The comprehensive data collection required for risk stratification may be intimidating to some. However, surgeons from a unit with risk stratification in place will find themselves in a stronger position to respond to the society’s new early warning system. Herein lies an inequity even for those committed to good data collection. The standard NHS patient management systems are generally not sophisticated enough to process these types of data. Most cardiac surgical units have already demonstrated commitment by either developing a bespoke system or purchasing a proprietary system capable of performing benchmarking against national standards by both simple8,9 and complex risk modelling10 with logistic regression,11 Bayesian analyses,12,13 and individual risk adjusted CUSUM.14,15 The changing climate is encouraging the remaining units to do the same and submit comprehensive data to the national database. The limiting feature is that good data collection requires local resources in the form of appropriate software and staff together with commitment from consultants.
In parallel with the society’s initiative the department of health is exploring the feasibility of centralised online data collection and warehousing for all interventional cardiology and cardiac surgical procedures through the central cardiac audit database project. This is entering its third year, in six pilot centres, and will be reporting soon.16
Most cardiac surgeons have long recognised their responsibility to collect reliable and comprehensive data on their performance. This will be facilitated by the development of an international cardiac surgical dataset currently being drawn up between the Society of Thoracic Surgeons in the United States and the European Association for Cardiothoracic Surgery. This will help to standardise risk factor data collection and facilitate the development of robust comparative risk modelling between populations, procedures, institutes, and individual surgical teams.
Evidence based medicine indicates that those patients most likely to benefit from cardiac surgery are usually the sickest, with the most damaged hearts, who therefore have the greatest surgical risk. So auditing performance without correction for casemix will subject the surgeon to unfair comparisons and ensure that some patients who might otherwise benefit will be denied surgery.17 Good risk stratification, however, will reduce the chances of high risk patients being turned down for surgery and encourage fully informed preoperative consent. Furthermore, although operative mortality is always attributed to the surgeon, this ignores the subtle but important influences of cardiological management and referral, anaesthetic care, and intensive care resources.
Although the climate is changing, these remain complex and sensitive issues, but these new mechanisms should go some way to restoring public confidence.
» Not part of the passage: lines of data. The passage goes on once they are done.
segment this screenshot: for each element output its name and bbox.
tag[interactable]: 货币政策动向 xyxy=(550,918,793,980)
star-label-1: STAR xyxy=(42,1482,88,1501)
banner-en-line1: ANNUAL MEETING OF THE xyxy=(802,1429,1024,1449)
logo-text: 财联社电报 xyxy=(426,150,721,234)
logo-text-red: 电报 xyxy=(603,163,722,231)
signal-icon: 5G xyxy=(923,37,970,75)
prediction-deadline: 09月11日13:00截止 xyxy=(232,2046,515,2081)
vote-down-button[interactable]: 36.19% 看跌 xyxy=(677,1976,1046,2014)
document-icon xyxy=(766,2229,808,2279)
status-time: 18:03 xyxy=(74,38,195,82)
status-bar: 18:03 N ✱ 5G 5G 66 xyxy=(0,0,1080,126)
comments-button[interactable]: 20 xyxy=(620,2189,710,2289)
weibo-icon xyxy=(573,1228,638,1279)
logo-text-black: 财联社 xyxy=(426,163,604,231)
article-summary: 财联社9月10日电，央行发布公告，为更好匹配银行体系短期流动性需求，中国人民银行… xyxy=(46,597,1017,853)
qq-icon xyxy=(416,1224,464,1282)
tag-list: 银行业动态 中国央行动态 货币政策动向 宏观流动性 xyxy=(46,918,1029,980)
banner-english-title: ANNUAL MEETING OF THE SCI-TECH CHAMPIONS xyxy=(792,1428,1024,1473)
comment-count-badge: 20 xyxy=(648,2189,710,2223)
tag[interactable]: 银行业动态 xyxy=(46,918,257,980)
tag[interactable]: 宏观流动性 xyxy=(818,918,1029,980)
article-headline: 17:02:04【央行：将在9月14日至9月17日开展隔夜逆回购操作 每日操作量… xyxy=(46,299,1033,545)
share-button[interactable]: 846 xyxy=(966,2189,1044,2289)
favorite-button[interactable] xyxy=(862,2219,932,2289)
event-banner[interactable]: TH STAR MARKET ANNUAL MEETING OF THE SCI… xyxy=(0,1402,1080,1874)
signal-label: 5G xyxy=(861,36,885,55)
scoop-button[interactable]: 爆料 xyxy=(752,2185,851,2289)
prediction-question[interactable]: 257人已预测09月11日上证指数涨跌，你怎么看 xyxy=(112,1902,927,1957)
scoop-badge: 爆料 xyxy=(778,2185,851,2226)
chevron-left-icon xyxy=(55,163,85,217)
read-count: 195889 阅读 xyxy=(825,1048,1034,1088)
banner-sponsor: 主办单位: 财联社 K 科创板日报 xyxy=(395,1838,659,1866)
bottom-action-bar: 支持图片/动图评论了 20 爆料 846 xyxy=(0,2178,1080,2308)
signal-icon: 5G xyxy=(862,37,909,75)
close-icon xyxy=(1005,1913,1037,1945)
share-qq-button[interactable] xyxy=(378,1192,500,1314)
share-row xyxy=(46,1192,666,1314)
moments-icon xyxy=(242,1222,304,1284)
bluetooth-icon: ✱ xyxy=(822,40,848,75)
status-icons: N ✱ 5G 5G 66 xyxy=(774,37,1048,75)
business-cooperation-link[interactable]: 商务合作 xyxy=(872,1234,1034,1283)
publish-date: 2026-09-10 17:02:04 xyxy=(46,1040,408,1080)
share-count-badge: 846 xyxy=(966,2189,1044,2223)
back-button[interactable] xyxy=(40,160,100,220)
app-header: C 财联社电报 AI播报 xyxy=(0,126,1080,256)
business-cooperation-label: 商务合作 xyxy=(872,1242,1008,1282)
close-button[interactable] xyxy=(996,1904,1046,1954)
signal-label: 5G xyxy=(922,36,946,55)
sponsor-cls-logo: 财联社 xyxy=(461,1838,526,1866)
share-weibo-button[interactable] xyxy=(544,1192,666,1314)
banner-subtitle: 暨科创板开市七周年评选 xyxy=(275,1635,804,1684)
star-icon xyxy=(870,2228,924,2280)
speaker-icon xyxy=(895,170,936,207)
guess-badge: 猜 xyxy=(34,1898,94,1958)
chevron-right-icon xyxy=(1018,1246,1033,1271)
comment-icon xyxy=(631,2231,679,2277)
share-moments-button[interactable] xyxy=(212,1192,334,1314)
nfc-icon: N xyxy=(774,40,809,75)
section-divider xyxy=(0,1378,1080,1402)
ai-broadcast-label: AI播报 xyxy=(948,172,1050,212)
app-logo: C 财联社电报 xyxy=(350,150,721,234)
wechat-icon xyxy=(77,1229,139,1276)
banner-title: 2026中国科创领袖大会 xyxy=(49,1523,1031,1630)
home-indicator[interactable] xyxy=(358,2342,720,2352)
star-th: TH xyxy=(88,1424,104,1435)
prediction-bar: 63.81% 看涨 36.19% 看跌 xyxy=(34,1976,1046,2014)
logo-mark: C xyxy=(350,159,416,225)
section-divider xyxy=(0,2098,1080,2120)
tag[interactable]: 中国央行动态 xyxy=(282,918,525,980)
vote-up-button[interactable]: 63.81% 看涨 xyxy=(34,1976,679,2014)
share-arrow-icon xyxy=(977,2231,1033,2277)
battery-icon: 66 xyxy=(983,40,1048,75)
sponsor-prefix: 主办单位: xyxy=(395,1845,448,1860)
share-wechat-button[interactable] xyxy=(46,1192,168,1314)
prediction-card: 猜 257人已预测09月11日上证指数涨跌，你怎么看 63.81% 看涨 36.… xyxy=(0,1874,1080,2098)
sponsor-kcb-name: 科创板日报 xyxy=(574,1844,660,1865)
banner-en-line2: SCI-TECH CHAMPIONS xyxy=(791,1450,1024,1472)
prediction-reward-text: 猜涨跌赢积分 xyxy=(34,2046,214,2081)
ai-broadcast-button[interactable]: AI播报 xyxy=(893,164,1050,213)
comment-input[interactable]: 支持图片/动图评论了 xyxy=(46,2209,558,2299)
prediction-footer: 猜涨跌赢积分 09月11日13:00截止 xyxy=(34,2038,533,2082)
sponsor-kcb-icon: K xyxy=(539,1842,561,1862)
Our outcome statistics have been in the public domain for many years and are now published on our web page18 along with American outcome data.19 We will soon be adding a coronary surgery risk calculator based on UK data which will introduce the concept of operative risk calculation into the public domain. This year the Society of Cardiothoracic Surgeons has gone a stage further and democratically assumed responsibility for quality control of individual surgical practices—a new role for any specialist society within the United Kingdom. However, our specialty represents the tip of the iceberg in medical quality assurance, and the major challenge will be determining realistic, measurable, and auditable outcomes for other medical and surgical specialties, where poor outcomes also occur but the process is less transparent.